Richard Dawkins was recently in Australia and stole the limelight in a Q&A episode on religion [Part 1, Part 2, Part 3, Part 4, Part 5, Part 6].
I have to hand it to Senator Stephen Fielding. He has guts coming out and admitting he's a young earth creationist. Perhaps Australian politicians are not unlike those in my country--they'll do anything to draw attention (and thus engendering name recall for future elections) even it means becoming the laughing stock of the audience (or the country). People like Fielding are truly deluded in the psychiatric sense. In the face of overwhelming evidence they still hold on to cockamamie beliefs. In fact for the utterly deluded no amount or quality of evidence will persuade them otherwise. They are absolutely closed to the idea that they are or may be wrong. As long as they have a minimum number of members (and who knows how many that is) who subscribe to the same delusion, as long as such a community of like-minded inmates exists, they will carry on.

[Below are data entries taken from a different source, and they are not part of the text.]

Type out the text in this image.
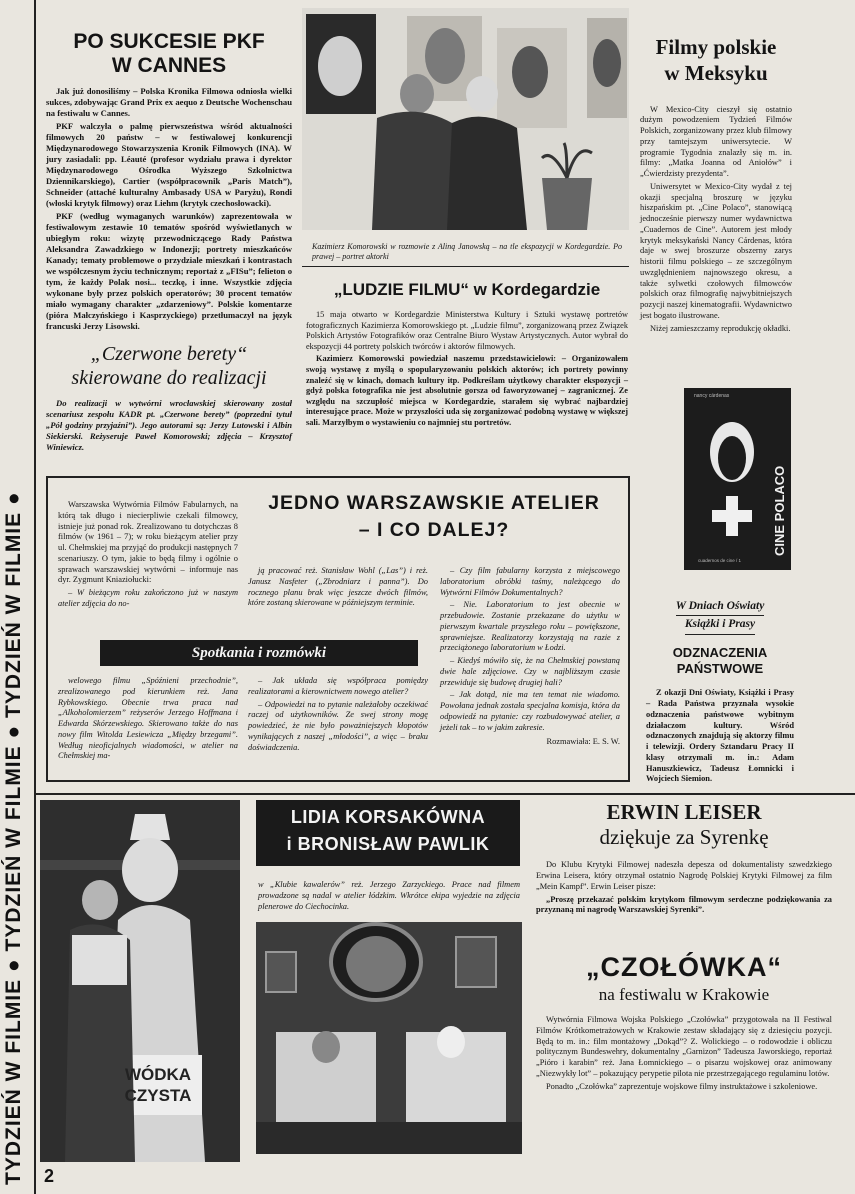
TYDZIEŃ W FILMIE ● TYDZIEŃ W FILMIE ● TYDZIEŃ W FILMIE ●
PO SUKCESIE PKF
W CANNES

Jak już donosiliśmy – Polska Kronika Filmowa odniosła wielki sukces, zdobywając Grand Prix ex aequo z Deutsche Wochenschau na festiwalu w Cannes.

PKF walczyła o palmę pierwszeństwa wśród aktualności filmowych 20 państw – w festiwalowej konkurencji Międzynarodowego Stowarzyszenia Kronik Filmowych (INA). W jury zasiadali: pp. Léauté (profesor wydziału prawa i dyrektor Międzynarodowego Ośrodka Wyższego Szkolnictwa Dziennikarskiego), Cartier (współpracownik „Paris Match”), Schneider (attaché kulturalny Ambasady USA w Paryżu), Rondi (włoski krytyk filmowy) oraz Liehm (krytyk czechosłowacki).

PKF (według wymaganych warunków) zaprezentowała w festiwalowym zestawie 10 tematów spośród wyświetlanych w ubiegłym roku: wizytę przewodniczącego Rady Państwa Aleksandra Zawadzkiego w Indonezji; portrety mieszkańców Kanady; tematy problemowe o przydziale mieszkań i kontrastach we współczesnym życiu technicznym; reportaż z „FISu”; felieton o tym, że każdy Polak nosi... teczkę, i inne. Wszystkie zdjęcia wykonane były przez polskich operatorów; 30 procent tematów miało wymagany charakter „zdarzeniowy”. Polskie komentarze (pióra Małczyńskiego i Kasprzyckiego) przetłumaczył na język francuski Jerzy Lisowski.

„Czerwone berety“
skierowane do realizacji

Do realizacji w wytwórni wrocławskiej skierowany został scenariusz zespołu KADR pt. „Czerwone berety” (poprzedni tytuł „Pół godziny przyjaźni”). Jego autorami są: Jerzy Lutowski i Albin Siekierski. Reżyseruje Paweł Komorowski; zdjęcia – Krzysztof Winiewicz.

Kazimierz Komorowski w rozmowie z Aliną Janowską – na tle ekspozycji w Kordegardzie. Po prawej – portret aktorki
„LUDZIE FILMU“ w Kordegardzie

15 maja otwarto w Kordegardzie Ministerstwa Kultury i Sztuki wystawę portretów fotograficznych Kazimierza Komorowskiego pt. „Ludzie filmu”, zorganizowaną przez Związek Polskich Artystów Fotografików oraz Centralne Biuro Wystaw Artystycznych. Autor wybrał do ekspozycji 44 portrety polskich twórców i aktorów filmowych.

Kazimierz Komorowski powiedział naszemu przedstawicielowi: – Organizowałem swoją wystawę z myślą o spopularyzowaniu polskich aktorów; ich portrety powinny znaleźć się w kinach, domach kultury itp. Podkreślam użytkowy charakter ekspozycji – gdyż polska fotografika nie jest absolutnie gorsza od faworyzowanej – zagranicznej. Ze względu na szczupłość miejsca w Kordegardzie, starałem się wybrać najbardziej interesujące prace. Może w przyszłości uda się zorganizować podobną wystawę w większej sali. Marzyłbym o wystawieniu co najmniej stu portretów.

Filmy polskie
w Meksyku

W Mexico-City cieszył się ostatnio dużym powodzeniem Tydzień Filmów Polskich, zorganizowany przez klub filmowy przy tamtejszym uniwersytecie. W programie Tygodnia znalazły się m. in. filmy: „Matka Joanna od Aniołów” i „Ćwierdzisty prezydenta”.

Uniwersytet w Mexico-City wydał z tej okazji specjalną broszurę w języku hiszpańskim pt. „Cine Polaco”, stanowiącą jednocześnie pierwszy numer wydawnictwa „Cuadernos de Cine”. Autorem jest młody krytyk meksykański Nancy Cárdenas, która daje w swej broszurze obszerny zarys historii filmu polskiego – ze szczególnym uwzględnieniem najnowszego okresu, a także sylwetki czołowych filmowców polskich oraz filmografię najwybitniejszych pozycji naszej kinematografii. Wydawnictwo jest bogato ilustrowane.

Niżej zamieszczamy reprodukcję okładki.

nancy cárdenas
CINE POLACO
cuadernos de cine / 1
W Dniach Oświaty
Książki i Prasy
ODZNACZENIA
PAŃSTWOWE

Z okazji Dni Oświaty, Książki i Prasy – Rada Państwa przyznała wysokie odznaczenia państwowe wybitnym działaczom kultury. Wśród odznaczonych znajdują się aktorzy filmu i telewizji. Ordery Sztandaru Pracy II klasy otrzymali m. in.: Adam Hanuszkiewicz, Tadeusz Łomnicki i Wojciech Siemion.

JEDNO WARSZAWSKIE ATELIER
– I CO DALEJ?

Warszawska Wytwórnia Filmów Fabularnych, na którą tak długo i niecierpliwie czekali filmowcy, istnieje już ponad rok. Zrealizowano tu dotychczas 8 filmów (w 1961 – 7); w roku bieżącym atelier przy ul. Chełmskiej ma przyjąć do produkcji następnych 7 scenariuszy. O tym, jakie to będą filmy i ogólnie o sprawach warszawskiej wytwórni – informuje nas dyr. Zygmunt Kniaziołucki:

– W bieżącym roku zakończono już w naszym atelier zdjęcia do no-

Spotkania i rozmówki

welowego filmu „Spóźnieni przechodnie”, zrealizowanego pod kierunkiem reż. Jana Rybkowskiego. Obecnie trwa praca nad „Alkoholomierzem” reżyserów Jerzego Hoffmana i Edwarda Skórzewskiego. Skierowano także do nas nowy film Witolda Lesiewicza „Między brzegami”. Według nieoficjalnych wiadomości, w atelier na Chełmskiej ma-

ją pracować reż. Stanisław Wohl („Las”) i reż. Janusz Nasfeter („Zbrodniarz i panna”). Do rocznego planu brak więc jeszcze dwóch filmów, które zostaną skierowane w późniejszym terminie.

– Jak układa się współpraca pomiędzy realizatorami a kierownictwem nowego atelier?

– Odpowiedzi na to pytanie należałoby oczekiwać raczej od użytkowników. Ze swej strony mogę powiedzieć, że nie było poważniejszych kłopotów wynikających z naszej „młodości”, a więc – braku doświadczenia.

– Czy film fabularny korzysta z miejscowego laboratorium obróbki taśmy, należącego do Wytwórni Filmów Dokumentalnych?

– Nie. Laboratorium to jest obecnie w przebudowie. Zostanie przekazane do użytku w pierwszym kwartale przyszłego roku – powiększone, sprawniejsze. Realizatorzy korzystają na razie z przeciążonego laboratorium w Łodzi.

– Kiedyś mówiło się, że na Chełmskiej powstaną dwie hale zdjęciowe. Czy w najbliższym czasie przewiduje się budowę drugiej hali?

– Jak dotąd, nie ma ten temat nie wiadomo. Powołana jednak została specjalna komisja, która da odpowiedź na pytanie: czy rozbudowywać atelier, a jeżeli tak – to w jakim zakresie.

Rozmawiała: E. S. W.

WÓDKA
CZYSTA
LIDIA KORSAKÓWNA
i BRONISŁAW PAWLIK
w „Klubie kawalerów” reż. Jerzego Zarzyckiego. Prace nad filmem prowadzone są nadal w atelier łódzkim. Wkrótce ekipa wyjedzie na zdjęcia plenerowe do Ciechocinka.
ERWIN LEISER
dziękuje za Syrenkę

Do Klubu Krytyki Filmowej nadeszła depesza od dokumentalisty szwedzkiego Erwina Leisera, który otrzymał ostatnio Nagrodę Polskiej Krytyki Filmowej za film „Mein Kampf”. Erwin Leiser pisze:

„Proszę przekazać polskim krytykom filmowym serdeczne podziękowania za przyznaną mi nagrodę Warszawskiej Syrenki”.

„CZOŁÓWKA“
na festiwalu w Krakowie

Wytwórnia Filmowa Wojska Polskiego „Czołówka” przygotowała na II Festiwal Filmów Krótkometrażowych w Krakowie zestaw składający się z dziesięciu pozycji. Będą to m. in.: film montażowy „Dokąd”? Z. Wolickiego – o rodowodzie i obliczu politycznym Bundeswehry, dokumentalny „Garnizon” Tadeusza Jaworskiego, reportaż „Pióro i karabin” reż. Jana Łomnickiego – o pisarzu wojskowej oraz animowany „Niezwykły lot” – pokazujący perypetie pilota nie przestrzegającego regulaminu lotów.

Ponadto „Czołówka” zaprezentuje wojskowe filmy instruktażowe i szkoleniowe.

2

Interestingly Dawkins is the only nonbeliever in the panel of six. I don't know if the audience was able to digest the fact--one that Dawkins eventually pointed out--that those in the panel had differing religious beliefs which were incompatible with one another to a lesser or greater degree. For instance none of the five of course would have anything to do with Fielding's inane "10,000-year old universe, God waved his wand and rabbits and humans magically came into being" worldview. I felt that Minster of Agriculture Tony Bourke and political opposition deputy leader Julie Bishop wanted to distance themselves as clearly as possible from the crackpot senator when they explicitly and repeatedly said that religion and specifically Intelligent Design should not be taught in science classes. And then there was Judaism represented by Rabbi Jacqueline Ninio, a religion which does not and, as far as its tradition goes, will never accept Jesus as God incarnate. Ninio's Judaism, by the way, seems to lean more toward Jewish mysticism--she talked about a God concept that continually evolves. Hardly fundamentalist. So even within this group of five you had a plurality of supernatural beliefs which couldn't all be simultaneously right (unless we're willing to throw out the principle of noncontradiction). Some ideas will be wrong and some may be right, or all of them might be false. That's inescapable.
What I found so completely lame is that during the latter half of the program Bishop and then Bourke charged Dawkins with being disrespectful and ridiculing religion. Once Dawkins delved into specifics and pointed out biblical facts, these two whipped out the "you are being disrespectful" and "you offend me"card. Well, believers offend and disrespect me for being offended by rational critique. How dare they mock Dawkins' and nonbelievers' intelligence!
Dawkins is proved right. If this had been a discussion on political or economic systems, or science or engineering, this issue of respect of one's views wouldn't come up. Criticism and debate would be taken for granted as the norm. Somehow believers have this insane belief that belief in invisible superheroes and superfoes, in airy fairy, namby pamby notions should be respected. And "insane" is not inappropriate a description. For what could be sane about granting respect to and withholding criticism from such extraordinary ideas that have no evidential support whatsoever? What is a mockery is the believers' supposed treasuring of truth but all the while closing off the avenues toward reaching it.